«Если я так МАЛО люблю Бога, и так СИЛЬНО тоскует душа моя по Господу, то сколь велика печаль была у Божией Матери, когда Она оставалась на земле после Вознесения Господня?»
Силуан Афонский.
Той, Которая хранит нас в утробе матери и во чреве мiра. Провожает новорождённых по родовым путям и новоусопших по путям смерти. Той, Кто болеет с нами, но Ей больнее, чем нам. Радуется с нами, но Ей радостнее, чем нам. Страдает, когда мы равнодушны, борется, когда мы бессильны, добра, когда мы злы. Той, Кто отирает пот усталости с наших лбов, когда мы Распинаем Её Сына.
1. Хана гуляла с Марьям в цветущем саду. Подносила младенца к деревьям и наклоняла ветви. Девочка прикасалась к листьям. Сминая их неловкими пальцами, заставляла источать кисловатый аромат зелени. Трогала соцветия губами. Но только с иудина дерева сорвала малиновый лепесток, и тут же заплакала, словно пожалев об этом.
Хане казалось, цветы пахнут раем. Ей хотелось, чтобы Марьям запомнила весенний воздух, впитавший благоухания многих растений – тяжёлый, но прекрасный, как завеса в Храме, – и сохранила воспоминание о запахе. Чтобы он снился ей.
Прошлогоднее воробьиное гнездо на лавровом кусте снова жило, – Хана порадовалась, увидев блистание коротких коричневых молний сквозь мозаику изумрудной листвы. Гнездо в кусте было как огонь в сосуде, разбитом, но ещё не распавшемся на остроконечные осколки.
Хана поставила Марьям на молодую траву и медленно развела ладони в стороны, как гончар, решивший посмотреть, что получилось у него на круге. Девочка стояла, покачиваясь, балансируя ручками, разомкнув уста. Затем сделала шаг, потянулась к розе и достала из её шёлковой купели, полной росы, тонущего жука. Он висел на пальце Марьям, обхватив его двумя лапками, остальными пытаясь нащупать более привычную опору. Девочка ссадила его на листок, шагнула ещё раз, и, подняв семечко, бросила вперёд. Семя тотчас склевала горлица с прозрачными на солнце крыльями, не решавшаяся подлететь за ним слишком близко к ступням Ханы. Шагнув снова, Марьям задела клейкий листок и освободила прилипшую к нему маленькую бабочку, полетевшую прочь неверно, словно прихрамывая на одно крыло. Шаг – и Марьям, присев на корточки, взяла с муравьиной тропы сорванный цветок, слишком большой для того, чтобы мураш мог взвалить его на узкую лакированную спинку, и переложила на муравейник.
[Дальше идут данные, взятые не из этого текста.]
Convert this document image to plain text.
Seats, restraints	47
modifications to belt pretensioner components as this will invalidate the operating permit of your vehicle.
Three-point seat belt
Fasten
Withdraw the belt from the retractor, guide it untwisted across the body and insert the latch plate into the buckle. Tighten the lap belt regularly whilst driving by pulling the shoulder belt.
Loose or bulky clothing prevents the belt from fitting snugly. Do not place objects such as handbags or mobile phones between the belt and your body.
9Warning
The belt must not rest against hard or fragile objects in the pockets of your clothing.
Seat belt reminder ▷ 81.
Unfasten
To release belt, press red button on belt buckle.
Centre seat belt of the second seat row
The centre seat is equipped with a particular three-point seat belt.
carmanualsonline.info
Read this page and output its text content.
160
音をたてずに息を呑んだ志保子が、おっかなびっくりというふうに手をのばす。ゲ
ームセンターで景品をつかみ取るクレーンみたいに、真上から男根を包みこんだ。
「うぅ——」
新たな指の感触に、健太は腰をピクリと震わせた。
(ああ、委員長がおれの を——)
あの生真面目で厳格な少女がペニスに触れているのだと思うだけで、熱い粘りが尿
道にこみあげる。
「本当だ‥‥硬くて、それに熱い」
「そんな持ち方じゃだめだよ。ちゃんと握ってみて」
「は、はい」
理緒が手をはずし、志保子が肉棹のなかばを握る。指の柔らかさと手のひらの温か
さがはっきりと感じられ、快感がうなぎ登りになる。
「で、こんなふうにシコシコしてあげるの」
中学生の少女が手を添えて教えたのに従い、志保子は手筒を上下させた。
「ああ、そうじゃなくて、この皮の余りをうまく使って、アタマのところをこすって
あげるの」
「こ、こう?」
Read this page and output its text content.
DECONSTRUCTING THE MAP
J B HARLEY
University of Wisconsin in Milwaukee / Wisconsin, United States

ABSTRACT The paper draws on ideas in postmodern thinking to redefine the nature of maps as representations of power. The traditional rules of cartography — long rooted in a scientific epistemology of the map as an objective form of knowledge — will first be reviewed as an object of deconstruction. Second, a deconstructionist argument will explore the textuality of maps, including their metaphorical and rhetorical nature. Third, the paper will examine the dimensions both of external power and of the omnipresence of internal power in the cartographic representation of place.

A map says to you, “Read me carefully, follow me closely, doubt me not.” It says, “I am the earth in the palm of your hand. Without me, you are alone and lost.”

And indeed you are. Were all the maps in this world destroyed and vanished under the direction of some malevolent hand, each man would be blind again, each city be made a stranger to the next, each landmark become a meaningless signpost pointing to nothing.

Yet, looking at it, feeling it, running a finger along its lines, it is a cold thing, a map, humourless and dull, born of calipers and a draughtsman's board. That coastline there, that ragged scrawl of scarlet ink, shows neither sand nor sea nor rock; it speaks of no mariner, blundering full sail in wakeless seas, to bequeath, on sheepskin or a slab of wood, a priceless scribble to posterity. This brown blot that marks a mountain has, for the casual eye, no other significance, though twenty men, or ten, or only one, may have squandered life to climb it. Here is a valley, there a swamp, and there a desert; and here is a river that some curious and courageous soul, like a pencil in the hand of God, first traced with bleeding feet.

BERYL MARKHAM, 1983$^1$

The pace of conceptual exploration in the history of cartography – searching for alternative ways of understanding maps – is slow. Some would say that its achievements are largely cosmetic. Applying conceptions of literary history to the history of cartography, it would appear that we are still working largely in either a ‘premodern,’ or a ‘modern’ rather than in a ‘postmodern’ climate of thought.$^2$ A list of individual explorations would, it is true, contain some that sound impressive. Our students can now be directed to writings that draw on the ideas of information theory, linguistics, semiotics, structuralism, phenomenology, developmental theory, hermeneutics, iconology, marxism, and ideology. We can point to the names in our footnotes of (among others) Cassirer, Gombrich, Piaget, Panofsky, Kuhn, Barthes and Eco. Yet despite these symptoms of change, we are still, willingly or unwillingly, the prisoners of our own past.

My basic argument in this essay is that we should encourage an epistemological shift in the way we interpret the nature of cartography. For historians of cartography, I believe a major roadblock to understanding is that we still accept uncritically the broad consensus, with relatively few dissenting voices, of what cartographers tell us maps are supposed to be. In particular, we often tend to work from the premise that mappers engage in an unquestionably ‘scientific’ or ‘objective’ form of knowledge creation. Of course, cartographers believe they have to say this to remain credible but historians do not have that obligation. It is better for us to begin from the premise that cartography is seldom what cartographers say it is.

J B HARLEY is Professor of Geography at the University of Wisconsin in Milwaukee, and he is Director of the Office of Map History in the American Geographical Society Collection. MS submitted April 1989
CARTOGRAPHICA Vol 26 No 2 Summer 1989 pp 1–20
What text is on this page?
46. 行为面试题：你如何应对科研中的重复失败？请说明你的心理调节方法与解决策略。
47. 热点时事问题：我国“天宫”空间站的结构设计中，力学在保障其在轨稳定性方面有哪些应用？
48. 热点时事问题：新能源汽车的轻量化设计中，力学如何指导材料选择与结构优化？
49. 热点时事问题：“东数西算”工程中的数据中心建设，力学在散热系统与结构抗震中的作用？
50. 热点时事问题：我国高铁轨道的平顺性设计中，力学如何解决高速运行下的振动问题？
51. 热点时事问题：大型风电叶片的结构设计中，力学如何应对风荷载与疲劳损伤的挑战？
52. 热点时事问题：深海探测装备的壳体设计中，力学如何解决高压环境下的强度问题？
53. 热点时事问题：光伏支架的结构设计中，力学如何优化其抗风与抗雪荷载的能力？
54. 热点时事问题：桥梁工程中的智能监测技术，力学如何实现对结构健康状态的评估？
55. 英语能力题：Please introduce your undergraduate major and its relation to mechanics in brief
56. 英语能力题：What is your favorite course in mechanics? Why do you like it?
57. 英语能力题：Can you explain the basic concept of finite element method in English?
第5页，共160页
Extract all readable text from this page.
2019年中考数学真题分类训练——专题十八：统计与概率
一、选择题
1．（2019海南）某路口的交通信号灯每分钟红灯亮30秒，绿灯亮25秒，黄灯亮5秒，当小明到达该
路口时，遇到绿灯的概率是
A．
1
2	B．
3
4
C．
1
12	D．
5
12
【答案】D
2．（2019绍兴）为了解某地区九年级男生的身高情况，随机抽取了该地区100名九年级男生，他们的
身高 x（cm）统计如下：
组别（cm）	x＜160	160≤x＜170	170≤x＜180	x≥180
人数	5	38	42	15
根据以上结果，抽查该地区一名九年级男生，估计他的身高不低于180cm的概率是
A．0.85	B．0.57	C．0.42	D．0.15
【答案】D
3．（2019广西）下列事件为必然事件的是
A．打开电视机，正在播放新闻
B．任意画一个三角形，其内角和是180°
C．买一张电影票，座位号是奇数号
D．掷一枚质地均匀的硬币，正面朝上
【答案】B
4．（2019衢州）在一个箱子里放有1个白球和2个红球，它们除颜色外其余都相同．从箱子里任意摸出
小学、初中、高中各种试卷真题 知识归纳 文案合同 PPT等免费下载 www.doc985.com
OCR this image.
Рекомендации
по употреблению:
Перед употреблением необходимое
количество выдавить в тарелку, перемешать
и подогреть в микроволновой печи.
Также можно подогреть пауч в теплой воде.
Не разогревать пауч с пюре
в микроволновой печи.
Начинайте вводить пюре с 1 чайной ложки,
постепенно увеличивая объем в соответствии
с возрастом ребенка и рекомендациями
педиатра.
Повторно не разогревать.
Красное расплескавшееся пятно цветка тут же подёрнулось чёрной ряской бессчётных муравьёв, а тот, что нашёл цветок, свернул за более лёгкой ношей.
Девочка ступила в сторону и, сцарапнув втоптанный в дорожку росток, будто каким-то чудом подняв с земли изображение, расправила безвольный, почти умерший стебель, и обвила вокруг лодыжки сиреневого куста.
Затем, подавшись на шаг назад, укрыла лепестком магнолии обнажившуюся кладку мушиных яичек, похожую на волдырь от ожога, который оказался не на чьём-то пальце, а на ветке кустарника.
Хана встревожилась, видя, как, едва начав ходить, её дочь тотчас погрузилась в облако чужих забот: «Даже играя, она словно невзначай делает добро. Верно, её жизнь должна пройти при Храме. Вот бы Марьям не ступать больше по земле, пока не войдёт в Храм. Иначе земля вцепится в неё своими бесчисленными руками, протянутыми в мольбе о помощи, и затянет в самый дальний свой угол. И Марьям не успеет вдохнуть неба». Ощутив беспокойство матери, Марьям шагнула в её объятия, как в ворота рая, и тем утолила её печаль.
2. После осенних праздников Йехойаким созвал близких и коэнов из родни, пригласил соседей. Гости возлежали на кровле, разделённые дымными перегородками света, распылённо струившегося сквозь виноградные плети. Только Шимон Бен Байтос сидел на единственном кресле, с золотым, взятым Йехойакимом взаймы, блюдом на коленях, и смущал собравшихся римской сандалией, высунувшейся из-под одежды, – это было модно и вызывающе, престижно и одновременно намекало на позор коллаборационизма. Шимон лет десять как пришёл в Иудею из Александрии, где родился в ассимилированной семье, и всё ещё не оставил эллинских ухваток. Десять лет он сетовал, что в его возрасте трудно совершать алию и перенимать отеческий образ жизни, и ничего не менял, и все привыкли терпеть его, как терпят больных.